Friday, January 07, 2011

Tips to file away for next year's holiday parties

{Photo by rocketlass.}

I wish I had read Frans G. Bengtsson's odd and endlessly entertaining novel The Long Ships (1954) before the holidays. I'm fortunate enough to be part of a more or less strife-free family, but for those of you who aren't, I think I could have drawn on Bengtsson's account of tenth-century Viking adventures to offer some familiar scenes, or even some guidance, as you embarked on the holiday gauntlet.

You may, for example, recognize a particularly acute example of the resentful guest:
Great men from all over the north came to Jellinge to celebrate Yule with King Harald. . . . The principal guest was King Harald's son, King Sven Forkbread, who had arrived from Hedeby with a large following. Like all King Harald's sons, he was the child of one of his father's concubines; and there was little love lost between him and his father, so that in general they avoided each other as much as possible. Every Yule, though, King Sven made the journey to Jellinge, and everybody knew why. For it often happened at Yule, when the food was richer and the drink stronger than at any other time in the year, that old men suddenly died, either in bed or on the drinking-bench. This had been the case with old King Gorm, who had lain unconscious for two days after a surfeit of Yuletide pork and had then died; and King Sven wanted to be near the royal coffers when his father passed over.
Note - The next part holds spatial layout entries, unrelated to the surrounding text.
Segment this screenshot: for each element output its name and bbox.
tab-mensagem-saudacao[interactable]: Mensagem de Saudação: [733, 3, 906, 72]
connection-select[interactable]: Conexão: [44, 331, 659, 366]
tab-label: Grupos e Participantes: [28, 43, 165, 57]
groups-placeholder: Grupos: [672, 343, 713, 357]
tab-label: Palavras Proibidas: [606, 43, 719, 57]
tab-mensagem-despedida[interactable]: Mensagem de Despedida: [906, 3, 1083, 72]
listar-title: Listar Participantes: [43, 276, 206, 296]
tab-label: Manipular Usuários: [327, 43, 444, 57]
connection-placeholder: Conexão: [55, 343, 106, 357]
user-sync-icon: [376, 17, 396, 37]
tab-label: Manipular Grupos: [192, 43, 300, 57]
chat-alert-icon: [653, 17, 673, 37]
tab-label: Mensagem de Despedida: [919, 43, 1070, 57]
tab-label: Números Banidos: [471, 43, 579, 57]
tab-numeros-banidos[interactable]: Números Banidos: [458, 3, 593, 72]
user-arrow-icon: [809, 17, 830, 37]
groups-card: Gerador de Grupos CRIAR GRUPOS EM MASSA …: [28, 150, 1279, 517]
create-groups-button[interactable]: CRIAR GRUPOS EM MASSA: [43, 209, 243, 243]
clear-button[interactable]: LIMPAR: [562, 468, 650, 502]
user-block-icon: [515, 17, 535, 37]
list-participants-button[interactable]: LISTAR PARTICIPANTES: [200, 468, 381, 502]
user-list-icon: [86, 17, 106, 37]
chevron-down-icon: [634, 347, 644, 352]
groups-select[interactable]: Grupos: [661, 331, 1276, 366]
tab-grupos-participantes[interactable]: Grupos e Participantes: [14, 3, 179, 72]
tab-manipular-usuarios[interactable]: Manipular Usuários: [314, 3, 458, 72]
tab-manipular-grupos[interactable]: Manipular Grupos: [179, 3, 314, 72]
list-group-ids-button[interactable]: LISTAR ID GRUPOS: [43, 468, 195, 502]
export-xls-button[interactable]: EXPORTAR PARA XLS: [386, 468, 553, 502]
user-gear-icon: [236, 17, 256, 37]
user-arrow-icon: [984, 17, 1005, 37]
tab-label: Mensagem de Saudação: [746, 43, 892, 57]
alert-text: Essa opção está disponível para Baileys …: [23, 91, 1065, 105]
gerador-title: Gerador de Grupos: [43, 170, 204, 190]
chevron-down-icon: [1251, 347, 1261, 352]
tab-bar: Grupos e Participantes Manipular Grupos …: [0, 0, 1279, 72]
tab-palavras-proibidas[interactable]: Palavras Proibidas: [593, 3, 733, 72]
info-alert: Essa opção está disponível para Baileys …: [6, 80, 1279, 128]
For many Yules now he had made the journey in vain, and each year his impatience increased.
And, as those from disputatious families can surely attest, when you've got guests who insist on taking a heaping helping of insult as a part of their entree, it's best to have explicit ground rules:
When everyone was in his place, the groom of the bedchamber announced in a gigantic voice that the peace of Christ and of King Harald reigned in the hall, and that no edged implements might be used except for the purpose of cutting up food; any cut, thrust, or open wound caused by weapon, ale-tankard, meat-bone, wooden platter, ladle, or clenched fist would be reckoned as plain murder, and would be regarded as sacrilege against Christ and as an unpardonable crime, and the miscreant would have a stone tied round his neck and be drowned in deep water.
However, ven the best planning, and the most selfless forbearance, cannot always avail you:
In the evening a man from Halland told them about a great wedding that he had been present at in Finnveden, among the wild people of Smaland. During the celebrations a dispute had broken out concerning a horse deal, and knives had quickly appeared; whereupon the bride and her attendant maidens had encouraged the disputants to settle the matter there and then. However, when the bride, who belonged to a well-known local family, saw her uncle's eye gouged out by one of the bridegroom's kinsmen, she had seized a torch from the wall and hit her bridegroom over the head with it, so that his hair caught fire. One of the bridesmaids, with great presence of mind, had forced her petticoat over his head and twisted it tight, thereby saving his life, though he screamed fearfully and his head, when it appeared again, was burned black and raw. Meanwhile the first had caught the straw on the floor, and eleven drunken or wounded men lying in it had been burned to death; so that this wedding was generally agreed to have been one of the best they had had for years in Finnveden, and one that would be long remembered.
In other words, the one true lesson of The Long Ships? Don't invite Vikings to your holiday parties.